ボクの車の鍵を開けた状態で、車の位置が分かる写真とミッション内容を伝達。

【車のサイドポケットにロッカーの鍵と車の鍵が入っているので、受け取ったら車の鍵を掛けて、後は映画館入り口近くのロッカーの中に入っているミッションに従うように】

しばらく様子を見ていると、少しわんぱくな外装のキミの車が、周りの車を千切っては投げ飛ばしそうな勢いで到着。
颯爽と降りたキミがスマホを確認しながらボクの車に近づいて行くのを確認してから、ボクはその場を離れた。

ピコンとキミからLINEの通知。

「封筒の中にあるミッションと1000円を確認しました!ご要望のポッキーと私の好きなお菓子と飲み物を買ってから次のロッカーに向かいます!」

「ちなみにこのロッカー、常温専用なんだって!なんか面白いね♪」

「飲み物はどっちが良い?マスカットティーかカフェオレのどちらか♪」

「気合を入れてお菓子を見ると、美味しそうなものがいっぱいあるね!見てるだけで楽しい♪」

「次のロッカーに到着!こっちは冷蔵OKだぁ!冷凍用もあるのかなぁ??」

「羽織るものの確認OK!中は寒いかもしれないからちゃんと上着を持ってきたよ!」

「謎のミッション〈3分間座って行き交う人を見る〉も達成!なんかスパイみたい♪」

「最後のミッションのお手洗いも完了して、無事にチケットも受け取りました隊長!」

用意した全てのミッションを思ったより早く終えてしまったキミ。予想外に楽しんでくれたようなのでとても嬉しいのだけど、映画の入場開始時間までまだ30分ほどある。この映画館はショッピングセンターの中にあって、施設内のロッカー各所に満遍なくミッションを配置したのだけど、キミはかなりの手練れエージェントだった模様。はてさてどうしたものか。

‥ピコン。

「このままお互い一人で待つのももったいないし、もう合流しちゃう?」

指定席での待ち合わせがこのイベントの1番肝心なところだったけど、そんなことよりも何よりも早くキミに会いたいから即OKしてしまった。くそぉ。

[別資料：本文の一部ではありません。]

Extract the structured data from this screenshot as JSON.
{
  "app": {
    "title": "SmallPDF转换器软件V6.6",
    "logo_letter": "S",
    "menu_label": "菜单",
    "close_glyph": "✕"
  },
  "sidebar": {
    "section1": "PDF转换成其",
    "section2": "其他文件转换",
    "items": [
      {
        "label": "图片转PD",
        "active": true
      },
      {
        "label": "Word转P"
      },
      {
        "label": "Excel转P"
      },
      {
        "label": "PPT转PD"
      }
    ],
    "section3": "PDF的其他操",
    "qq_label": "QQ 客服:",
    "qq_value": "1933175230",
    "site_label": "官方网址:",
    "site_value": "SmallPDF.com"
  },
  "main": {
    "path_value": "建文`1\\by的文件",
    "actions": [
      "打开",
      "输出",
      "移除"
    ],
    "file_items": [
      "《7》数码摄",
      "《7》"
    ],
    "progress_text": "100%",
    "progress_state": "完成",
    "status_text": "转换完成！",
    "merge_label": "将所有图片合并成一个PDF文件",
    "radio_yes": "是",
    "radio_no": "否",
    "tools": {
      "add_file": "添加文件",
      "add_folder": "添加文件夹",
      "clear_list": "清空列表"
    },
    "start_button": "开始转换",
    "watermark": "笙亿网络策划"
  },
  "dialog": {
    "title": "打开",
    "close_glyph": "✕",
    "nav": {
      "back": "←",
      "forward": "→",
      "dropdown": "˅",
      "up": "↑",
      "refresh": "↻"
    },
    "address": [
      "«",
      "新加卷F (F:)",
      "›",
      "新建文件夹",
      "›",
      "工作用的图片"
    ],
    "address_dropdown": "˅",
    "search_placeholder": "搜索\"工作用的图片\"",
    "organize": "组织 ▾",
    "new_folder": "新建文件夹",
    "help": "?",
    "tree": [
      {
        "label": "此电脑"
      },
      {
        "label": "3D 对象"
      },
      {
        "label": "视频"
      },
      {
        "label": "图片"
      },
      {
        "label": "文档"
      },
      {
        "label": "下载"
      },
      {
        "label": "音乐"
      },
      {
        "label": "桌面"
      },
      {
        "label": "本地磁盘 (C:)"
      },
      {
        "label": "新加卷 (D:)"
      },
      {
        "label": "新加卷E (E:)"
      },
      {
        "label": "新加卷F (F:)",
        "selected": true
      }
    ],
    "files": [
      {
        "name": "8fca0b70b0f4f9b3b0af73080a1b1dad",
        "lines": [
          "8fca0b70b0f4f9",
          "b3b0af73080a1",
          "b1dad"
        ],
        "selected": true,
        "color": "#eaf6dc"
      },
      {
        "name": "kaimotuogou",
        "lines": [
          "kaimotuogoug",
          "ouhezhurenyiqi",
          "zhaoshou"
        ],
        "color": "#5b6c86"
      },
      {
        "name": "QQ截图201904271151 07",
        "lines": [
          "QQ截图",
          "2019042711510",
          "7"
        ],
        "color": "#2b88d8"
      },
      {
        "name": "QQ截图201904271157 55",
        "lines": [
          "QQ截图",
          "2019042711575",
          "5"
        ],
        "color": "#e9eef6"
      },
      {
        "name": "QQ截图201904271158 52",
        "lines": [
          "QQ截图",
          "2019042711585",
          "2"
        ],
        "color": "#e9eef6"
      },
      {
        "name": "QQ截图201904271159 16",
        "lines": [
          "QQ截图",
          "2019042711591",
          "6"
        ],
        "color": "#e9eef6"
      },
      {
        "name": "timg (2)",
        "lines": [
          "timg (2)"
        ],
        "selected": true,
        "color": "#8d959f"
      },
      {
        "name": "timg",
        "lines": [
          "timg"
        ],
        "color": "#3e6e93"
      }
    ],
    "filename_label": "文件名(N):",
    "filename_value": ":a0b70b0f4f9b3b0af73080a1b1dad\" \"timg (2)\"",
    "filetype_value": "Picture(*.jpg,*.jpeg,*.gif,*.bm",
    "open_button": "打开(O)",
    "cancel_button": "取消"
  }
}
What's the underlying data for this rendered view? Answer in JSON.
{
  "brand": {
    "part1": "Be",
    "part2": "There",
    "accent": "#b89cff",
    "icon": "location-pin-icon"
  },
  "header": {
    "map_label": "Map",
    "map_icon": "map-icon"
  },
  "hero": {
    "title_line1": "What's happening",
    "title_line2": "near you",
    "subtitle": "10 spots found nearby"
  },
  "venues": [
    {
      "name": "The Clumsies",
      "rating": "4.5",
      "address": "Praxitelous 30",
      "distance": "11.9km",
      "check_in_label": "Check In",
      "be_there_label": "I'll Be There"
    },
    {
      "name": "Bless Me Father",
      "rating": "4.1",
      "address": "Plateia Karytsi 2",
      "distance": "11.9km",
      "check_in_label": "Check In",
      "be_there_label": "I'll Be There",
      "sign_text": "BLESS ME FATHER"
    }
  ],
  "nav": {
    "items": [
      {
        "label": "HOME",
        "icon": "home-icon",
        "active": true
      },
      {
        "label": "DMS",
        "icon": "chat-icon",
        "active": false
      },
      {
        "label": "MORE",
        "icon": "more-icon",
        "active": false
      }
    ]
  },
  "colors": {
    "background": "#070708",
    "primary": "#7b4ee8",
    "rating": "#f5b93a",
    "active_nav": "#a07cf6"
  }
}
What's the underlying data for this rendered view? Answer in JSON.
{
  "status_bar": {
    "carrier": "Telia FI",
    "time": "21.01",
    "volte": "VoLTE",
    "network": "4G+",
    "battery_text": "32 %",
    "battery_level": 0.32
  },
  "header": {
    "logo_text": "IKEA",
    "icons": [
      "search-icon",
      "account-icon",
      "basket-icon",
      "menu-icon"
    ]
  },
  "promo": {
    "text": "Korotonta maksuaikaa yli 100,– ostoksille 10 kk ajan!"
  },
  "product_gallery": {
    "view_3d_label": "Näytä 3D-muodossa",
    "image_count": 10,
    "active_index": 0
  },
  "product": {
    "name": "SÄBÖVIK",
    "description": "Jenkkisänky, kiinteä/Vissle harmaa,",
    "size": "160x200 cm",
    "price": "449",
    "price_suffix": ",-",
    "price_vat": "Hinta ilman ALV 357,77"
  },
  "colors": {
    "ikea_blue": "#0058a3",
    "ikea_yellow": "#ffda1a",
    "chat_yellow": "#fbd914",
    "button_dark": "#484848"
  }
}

映画館のロビーの近く、最初のコインロッカー脇のソファで待機していたボクのところにやってきたキミの開口一番。

「楽しかったー♪子どもの頃に戻ったみたいだった!」

それは良かった。
心の中でガッツポーズ。

やっぱりキミの満面の笑顔が1番嬉しくて。
映画よりもこの時間が楽しくて。
映画を観てる間は顔も見れないしお話も出来ないので、楽しいのは映画よりもよっぽどこの時間の方だった。